It’s been… three months since I’ve blogged!? No, I’m not dead, just dying one day at a time, like the rest of us. Actually, I’m far from glum, just busy busy busy.
Truth is that I’ve been working. Earlier this year I joined Google as a software engineer (on Google Maps / Google Earth). A month or so ago we launched a wagonload of new stuff – you can even see a photo of me from Mike Pegg’s incredible Google Maps Mania blog about the developer day that we hosted, right before Where 2.0. Mike’s a cool guy, who maintains the busy site in his spare time. I’m also fourth from the left, back row at the Sydney Googlers photo, safely avoiding those giant novelty foam letters.
Yeah, Google is awesome to work for – there’s the oft-mentioned perks like the food, there’s plenty of interesting, smart, techy people who work and give talks here (y’know, things like the guy who invented Python answers your dumb posts to the internal Python-help mailing list), and you get to goof around for hours on Google Earth for Linux and call it work because you’re, uh, testing its cross-platforminess.

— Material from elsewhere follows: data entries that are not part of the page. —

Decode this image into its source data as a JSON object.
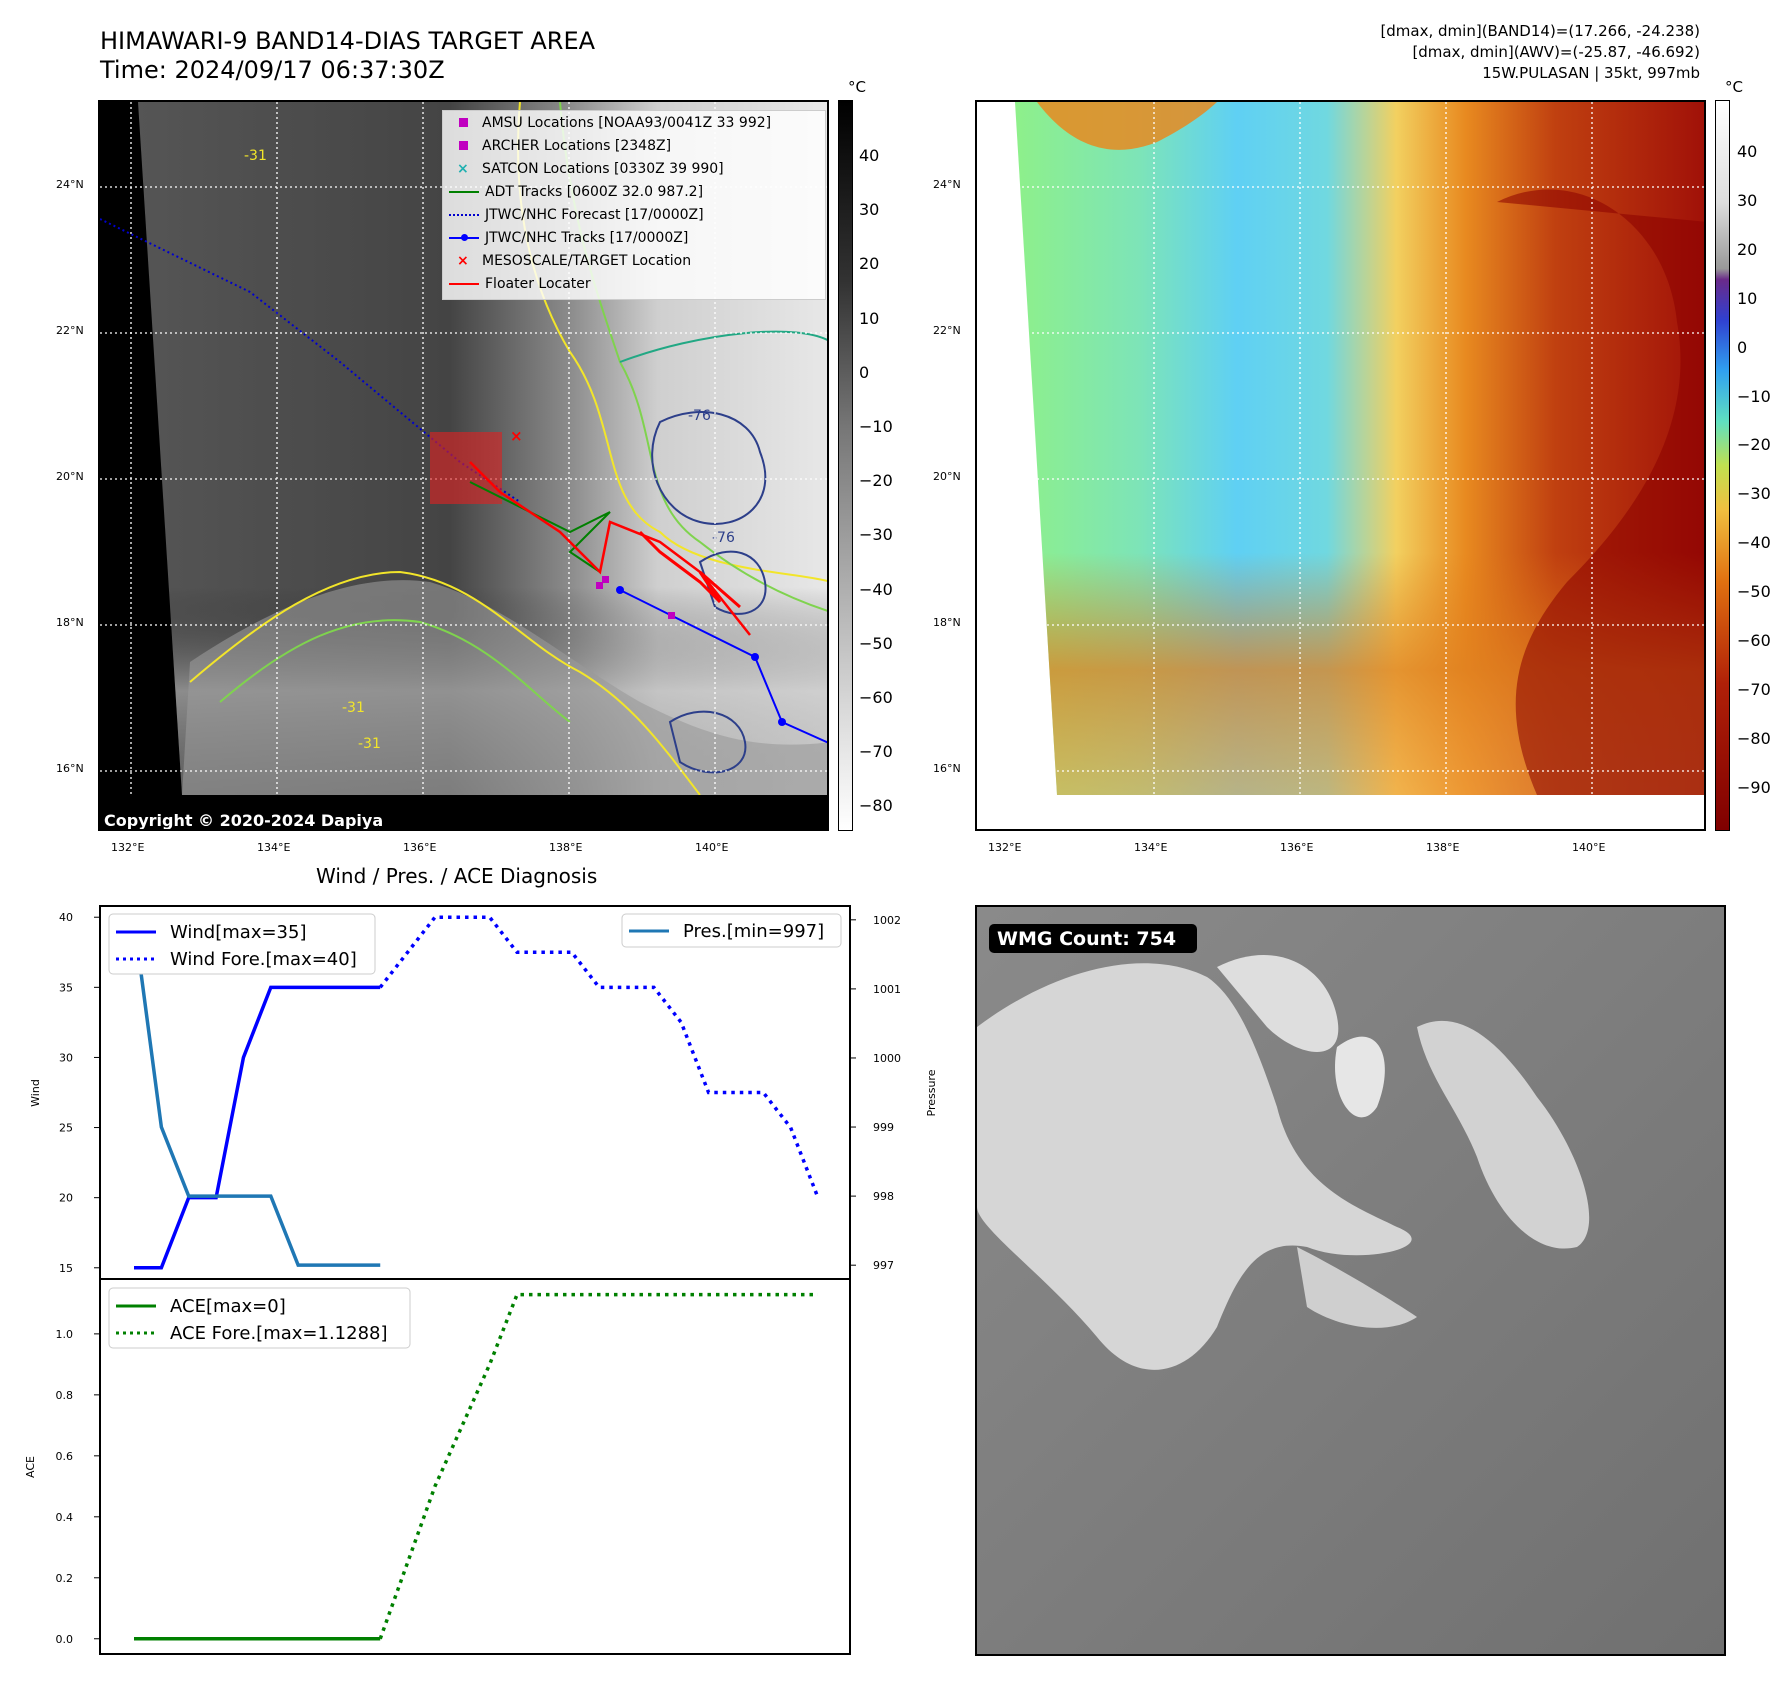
{
  "header": {
    "title_line1": "HIMAWARI-9 BAND14-DIAS TARGET AREA",
    "title_line2": "Time: 2024/09/17 06:37:30Z",
    "info_line1": "[dmax, dmin](BAND14)=(17.266, -24.238)",
    "info_line2": "[dmax, dmin](AWV)=(-25.87, -46.692)",
    "info_line3": "15W.PULASAN | 35kt, 997mb"
  },
  "map_axes": {
    "lat_labels": [
      "24°N",
      "22°N",
      "20°N",
      "18°N",
      "16°N"
    ],
    "lon_labels": [
      "132°E",
      "134°E",
      "136°E",
      "138°E",
      "140°E"
    ]
  },
  "colorbar_left": {
    "unit": "°C",
    "ticks": [
      "40",
      "30",
      "20",
      "10",
      "0",
      "−10",
      "−20",
      "−30",
      "−40",
      "−50",
      "−60",
      "−70",
      "−80"
    ]
  },
  "colorbar_right": {
    "unit": "°C",
    "ticks": [
      "40",
      "30",
      "20",
      "10",
      "0",
      "−10",
      "−20",
      "−30",
      "−40",
      "−50",
      "−60",
      "−70",
      "−80",
      "−90"
    ]
  },
  "map_legend": {
    "items": [
      {
        "label": "AMSU Locations [NOAA93/0041Z 33 992]",
        "color": "#c000c0",
        "marker": "square"
      },
      {
        "label": "ARCHER Locations [2348Z]",
        "color": "#c000c0",
        "marker": "square"
      },
      {
        "label": "SATCON Locations [0330Z 39 990]",
        "color": "#20b0b0",
        "marker": "x"
      },
      {
        "label": "ADT Tracks [0600Z 32.0 987.2]",
        "color": "#008000",
        "marker": "line"
      },
      {
        "label": "JTWC/NHC Forecast [17/0000Z]",
        "color": "#0000cc",
        "marker": "dotted"
      },
      {
        "label": "JTWC/NHC Tracks [17/0000Z]",
        "color": "#0000ff",
        "marker": "dotline"
      },
      {
        "label": "MESOSCALE/TARGET Location",
        "color": "#ff0000",
        "marker": "x"
      },
      {
        "label": "Floater Locater",
        "color": "#ff0000",
        "marker": "line"
      }
    ]
  },
  "copyright": "Copyright © 2020-2024 Dapiya",
  "contour_labels": [
    "-76",
    "-76",
    "-31",
    "-31",
    "-31"
  ],
  "wmg": {
    "badge": "WMG Count: 754"
  },
  "diag": {
    "title": "Wind / Pres. / ACE Diagnosis",
    "wind_ylabel": "Wind",
    "pres_ylabel": "Pressure",
    "ace_ylabel": "ACE",
    "legend_wind": "Wind[max=35]",
    "legend_wind_fore": "Wind Fore.[max=40]",
    "legend_pres": "Pres.[min=997]",
    "legend_ace": "ACE[max=0]",
    "legend_ace_fore": "ACE Fore.[max=1.1288]",
    "wind_ticks": [
      "15",
      "20",
      "25",
      "30",
      "35",
      "40"
    ],
    "pres_ticks": [
      "997",
      "998",
      "999",
      "1000",
      "1001",
      "1002"
    ],
    "ace_ticks": [
      "0.0",
      "0.2",
      "0.4",
      "0.6",
      "0.8",
      "1.0"
    ]
  },
  "chart_data": [
    {
      "type": "line",
      "title": "Wind / Pres. / ACE Diagnosis",
      "ylabel": "Wind",
      "ylim": [
        14.2,
        40.8
      ],
      "x": [
        0,
        1,
        2,
        3,
        4,
        5,
        6,
        7,
        8,
        9,
        10,
        11,
        12,
        13,
        14,
        15,
        16,
        17,
        18,
        19,
        20,
        21,
        22,
        23,
        24,
        25
      ],
      "series": [
        {
          "name": "Wind[max=35]",
          "color": "#0000ff",
          "x": [
            0,
            1,
            2,
            3,
            4,
            5,
            6,
            7,
            8,
            9
          ],
          "values": [
            15,
            15,
            20,
            20,
            30,
            35,
            35,
            35,
            35,
            35
          ]
        },
        {
          "name": "Wind Fore.[max=40]",
          "color": "#0000ff",
          "dash": "dotted",
          "x": [
            9,
            10,
            11,
            12,
            13,
            14,
            15,
            16,
            17,
            18,
            19,
            20,
            21,
            22,
            23,
            24,
            25
          ],
          "values": [
            35,
            37.5,
            40,
            40,
            40,
            37.5,
            37.5,
            37.5,
            35,
            35,
            35,
            32.5,
            27.5,
            27.5,
            27.5,
            25,
            20
          ]
        },
        {
          "name": "Pres.[min=997]",
          "color": "#1f77b4",
          "axis": "right",
          "ylim": [
            996.8,
            1002.2
          ],
          "x": [
            0,
            1,
            2,
            3,
            4,
            5,
            6,
            7,
            8,
            9
          ],
          "values": [
            1002,
            999,
            998,
            998,
            998,
            998,
            997,
            997,
            997,
            997
          ]
        }
      ],
      "right_axis": {
        "label": "Pressure",
        "ylim": [
          996.8,
          1002.2
        ]
      }
    },
    {
      "type": "line",
      "ylabel": "ACE",
      "ylim": [
        -0.05,
        1.18
      ],
      "series": [
        {
          "name": "ACE[max=0]",
          "color": "#008000",
          "x": [
            0,
            1,
            2,
            3,
            4,
            5,
            6,
            7,
            8,
            9
          ],
          "values": [
            0,
            0,
            0,
            0,
            0,
            0,
            0,
            0,
            0,
            0
          ]
        },
        {
          "name": "ACE Fore.[max=1.1288]",
          "color": "#008000",
          "dash": "dotted",
          "x": [
            9,
            10,
            11,
            12,
            13,
            14,
            15,
            16,
            17,
            18,
            19,
            20,
            21,
            22,
            23,
            24,
            25
          ],
          "values": [
            0,
            0.25,
            0.5,
            0.7,
            0.9,
            1.1288,
            1.1288,
            1.1288,
            1.1288,
            1.1288,
            1.1288,
            1.1288,
            1.1288,
            1.1288,
            1.1288,
            1.1288,
            1.1288
          ]
        }
      ]
    }
  ]
}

On the downside, they do work you hard, and especially hard leading up to launch, and addressing the inevitable teething problems afterwards. Which means I have hardly (haha! pun!) done any significant GNOMEy stuff for a long, long time :-(, and I missed what looked like a fantastic GUADEC. Oh, yeah, and then there’s real life stuff like moving house, and the sleep deprivation that was the World Cup. My compatriot Wes sums up the Australian tilt at the goblet (and ‘that penalty’) thusly: “Watching the Soccerroos lose to Italy was
like taking a girl out for posh, gourmet dinner, then drinks at a
quiet dark bar playing jazz, maybe a slow dance – whispering cute
witticisms in her ear; hushed giggles in response, a slow drive home,
and at the last minute, as you walk her to her door, she is shot in
the head by an Italian Sniper.”
Deskbar sighting #1: Jorge Castro sneaks a peek at what will come in Deskbar 2.16.

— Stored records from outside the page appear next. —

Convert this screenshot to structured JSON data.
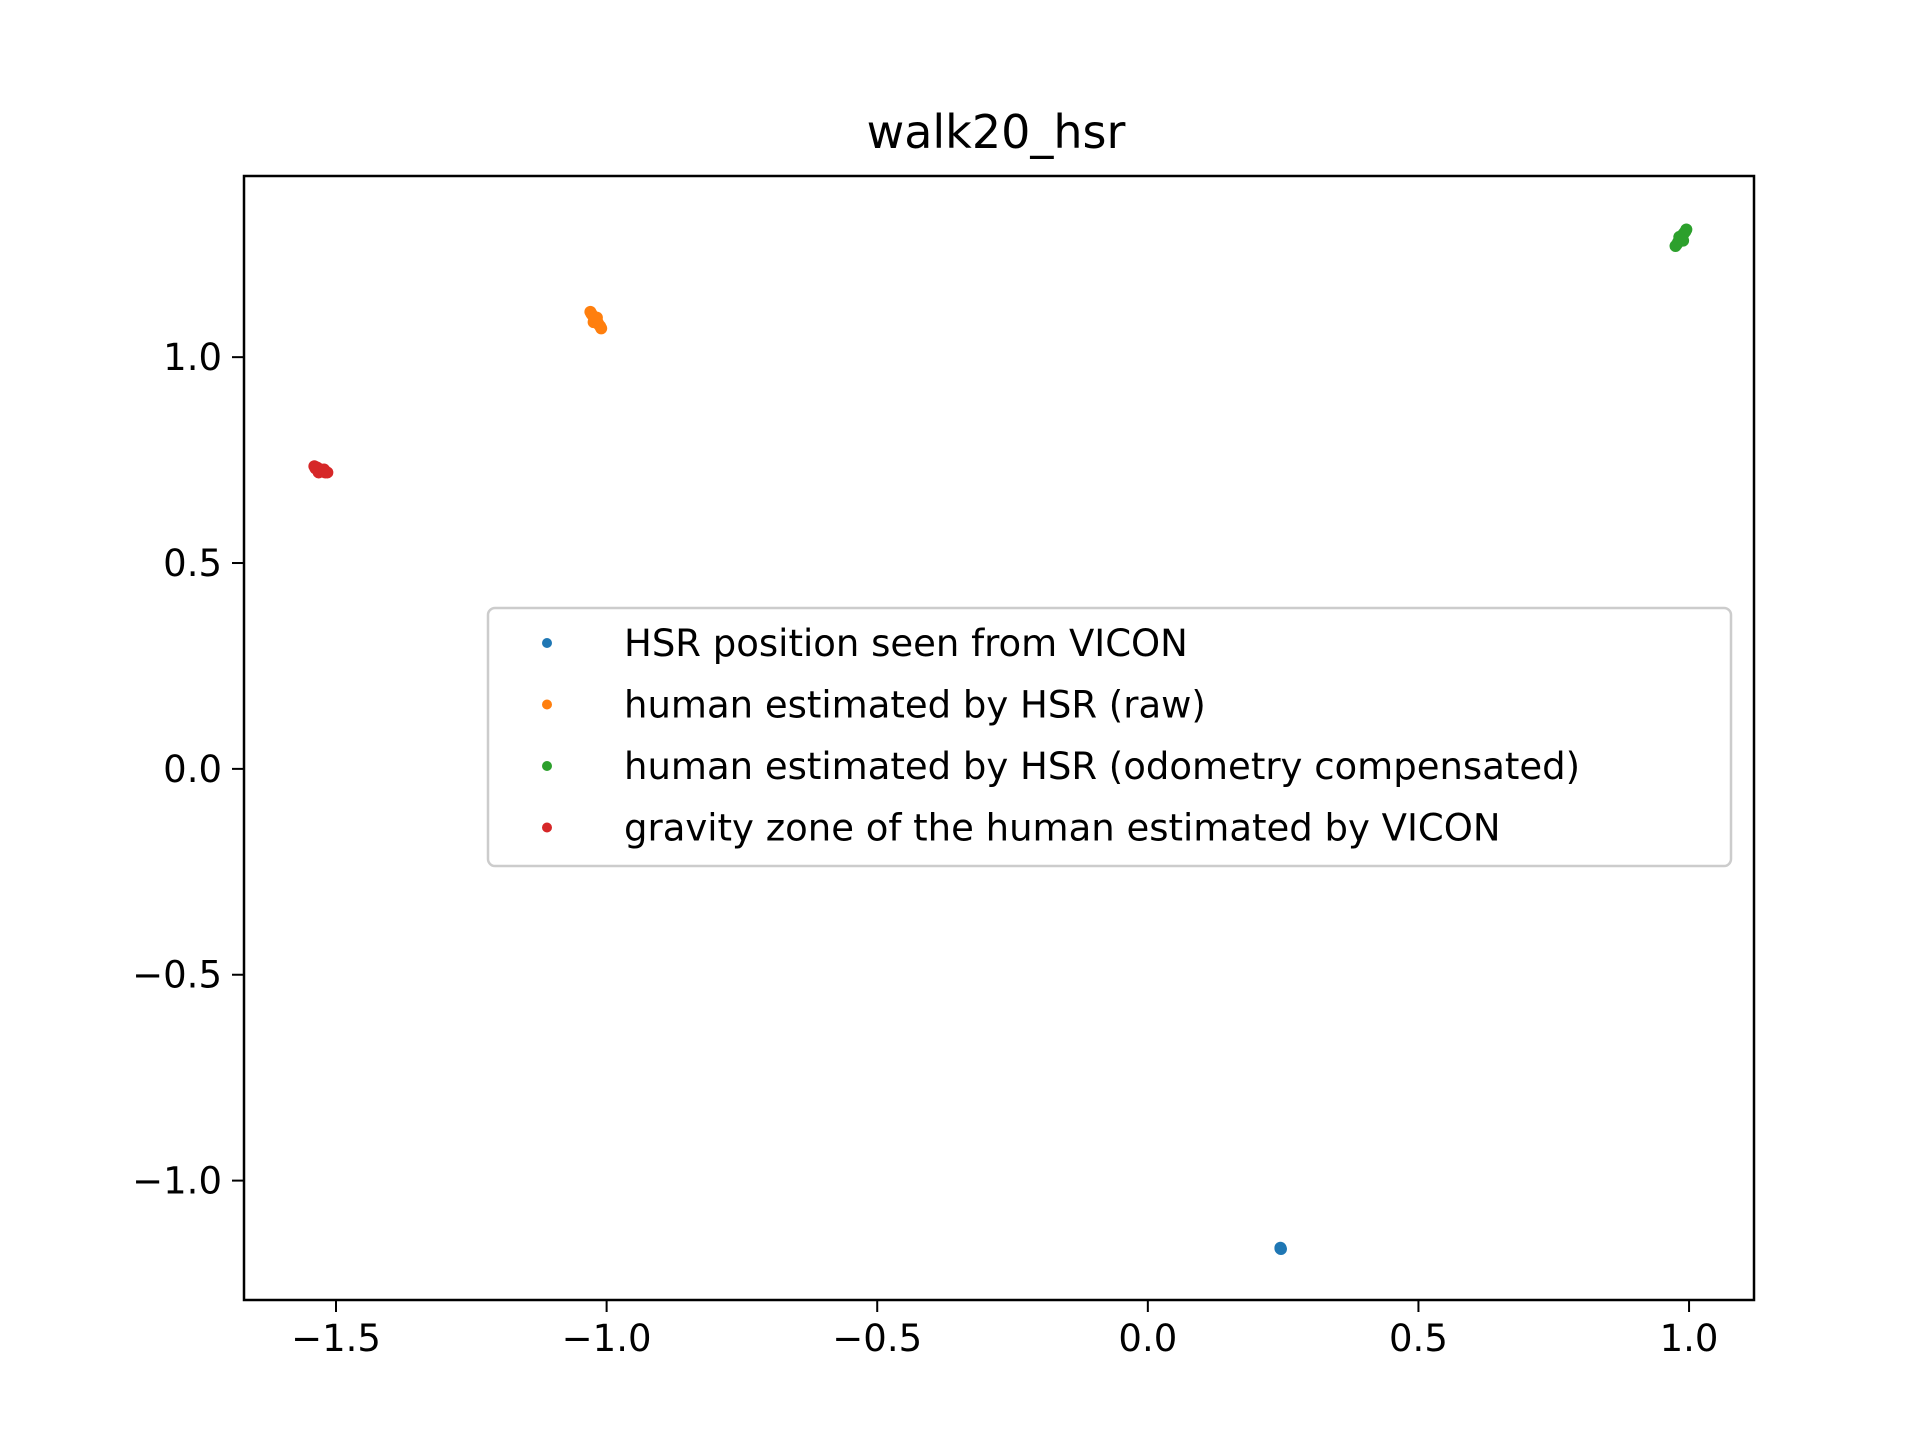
{
  "chart_data": {
    "type": "scatter",
    "title": "walk20_hsr",
    "xlabel": "",
    "ylabel": "",
    "xlim": [
      -1.67,
      1.12
    ],
    "ylim": [
      -1.29,
      1.44
    ],
    "xticks": [
      -1.5,
      -1.0,
      -0.5,
      0.0,
      0.5,
      1.0
    ],
    "xtick_labels": [
      "−1.5",
      "−1.0",
      "−0.5",
      "0.0",
      "0.5",
      "1.0"
    ],
    "yticks": [
      -1.0,
      -0.5,
      0.0,
      0.5,
      1.0
    ],
    "ytick_labels": [
      "−1.0",
      "−0.5",
      "0.0",
      "0.5",
      "1.0"
    ],
    "grid": false,
    "legend": {
      "placement": "center-right"
    },
    "series": [
      {
        "name": "HSR position seen from VICON",
        "color": "#1f77b4",
        "points": [
          [
            0.245,
            -1.165
          ],
          [
            0.245,
            -1.163
          ],
          [
            0.246,
            -1.166
          ]
        ]
      },
      {
        "name": "human estimated by HSR (raw)",
        "color": "#ff7f0e",
        "points": [
          [
            -1.03,
            1.11
          ],
          [
            -1.028,
            1.105
          ],
          [
            -1.025,
            1.1
          ],
          [
            -1.022,
            1.095
          ],
          [
            -1.02,
            1.09
          ],
          [
            -1.017,
            1.085
          ],
          [
            -1.015,
            1.08
          ],
          [
            -1.012,
            1.075
          ],
          [
            -1.01,
            1.07
          ],
          [
            -1.024,
            1.085
          ],
          [
            -1.018,
            1.096
          ]
        ]
      },
      {
        "name": "human estimated by HSR (odometry compensated)",
        "color": "#2ca02c",
        "points": [
          [
            0.975,
            1.27
          ],
          [
            0.978,
            1.275
          ],
          [
            0.98,
            1.28
          ],
          [
            0.983,
            1.285
          ],
          [
            0.985,
            1.29
          ],
          [
            0.988,
            1.295
          ],
          [
            0.99,
            1.3
          ],
          [
            0.993,
            1.305
          ],
          [
            0.995,
            1.31
          ],
          [
            0.982,
            1.292
          ],
          [
            0.989,
            1.283
          ]
        ]
      },
      {
        "name": "gravity zone of the human estimated by VICON",
        "color": "#d62728",
        "points": [
          [
            -1.54,
            0.735
          ],
          [
            -1.535,
            0.732
          ],
          [
            -1.53,
            0.728
          ],
          [
            -1.527,
            0.725
          ],
          [
            -1.524,
            0.722
          ],
          [
            -1.52,
            0.72
          ],
          [
            -1.532,
            0.72
          ],
          [
            -1.538,
            0.73
          ],
          [
            -1.522,
            0.727
          ],
          [
            -1.516,
            0.72
          ]
        ]
      }
    ]
  }
}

Deskbar sighting #2: Mark Pilgrim switches from Mac to Linux, and soon afterwards adds his Bugzilla-searching Deskbar plugin (possibly based on Stewart Smith’s MySQL bug look-up plug-in??) to the GNOME Wiki. Hooray for Python applets in GNOME. No comment on Mono applets :-). Mark Pilgrim incidentally wrote the book that got me into Python. I went to the bookstore a few years ago, and saw a whole bunch of books on Perl, but not many Python books. My hypothesis is that potential Python book authors just give up in the face that Dive Into Python is both awesome and free to download (although the paperback is still nice to have), albeit written by a wacko who adds raisins to his fruit salads.
Deskbar sighting #3: Jokosher hacker Stuart Langridge took the PyGTK API plug-in and uses it to look up GStreamer API docs.
1 comment so far ↓
lol… i like how the beautiful blonde gets front and centre position in the Syd-er-ney Google Developers photo.